2. Never laugh as you’re telling it. A smile or a lighthearted face is ok to keep things light, but if you’re laughing, you can guarantee no one else will be. Not only are you hard to understand, but you’ve already stolen your own thunder.
3. Timing is everything. Choose your moment, don’t try to perform, don’t take too long and don’t speak too quickly.
4. Make it personal. If you can attribute the joke to yourself, someone you know or something you recently read in the paper, it’ll make it seem more authentic and thus, funny.
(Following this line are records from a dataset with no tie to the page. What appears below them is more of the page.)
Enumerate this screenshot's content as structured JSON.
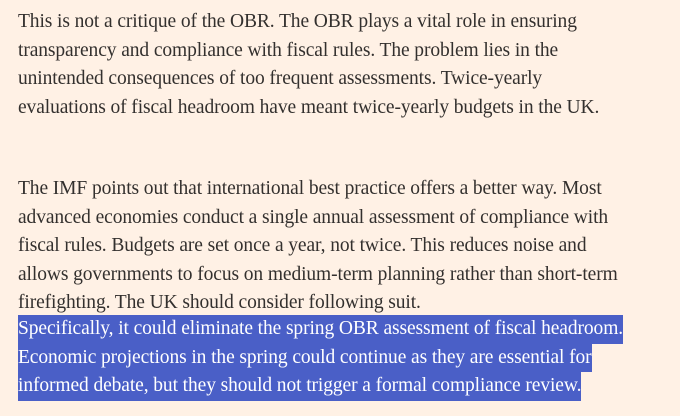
{
  "article": {
    "paragraphs": [
      {
        "lines": [
          "This is not a critique of the OBR. The OBR plays a vital role in ensuring",
          "transparency and compliance with fiscal rules. The problem lies in the",
          "unintended consequences of too frequent assessments. Twice-yearly",
          "evaluations of fiscal headroom have meant twice-yearly budgets in the UK."
        ],
        "selected": false
      },
      {
        "lines": [
          "The IMF points out that international best practice offers a better way. Most",
          "advanced economies conduct a single annual assessment of compliance with",
          "fiscal rules. Budgets are set once a year, not twice. This reduces noise and",
          "allows governments to focus on medium-term planning rather than short-term",
          "firefighting. The UK should consider following suit."
        ],
        "selected": false
      },
      {
        "lines": [
          "Specifically, it could eliminate the spring OBR assessment of fiscal headroom.",
          "Economic projections in the spring could continue as they are essential for",
          "informed debate, but they should not trigger a formal compliance review."
        ],
        "selected": true
      }
    ]
  },
  "colors": {
    "background": "#fff1e5",
    "text": "#33302e",
    "selection": "#4a5fc7"
  }
}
Bonus: Admit defeat. If you bomb, shrug it off with, “I guess you had to be there.” At least you’ll get marks for honesty.

Hit Something!
Work off the frustration of all that cabin fever that built up over winter and take to the batting cages. You can go it alone and enjoy some time with your anger or bring a friend or two to work out whatever latent aggression you have about that bad night after the Mets opening day (also bad) or the unreturned garden tool or whatever. It’s cheaper than 50 min at the shrink and better exercise. Bring a flask. Make it authentic, dip chew. Think: A-hole boss.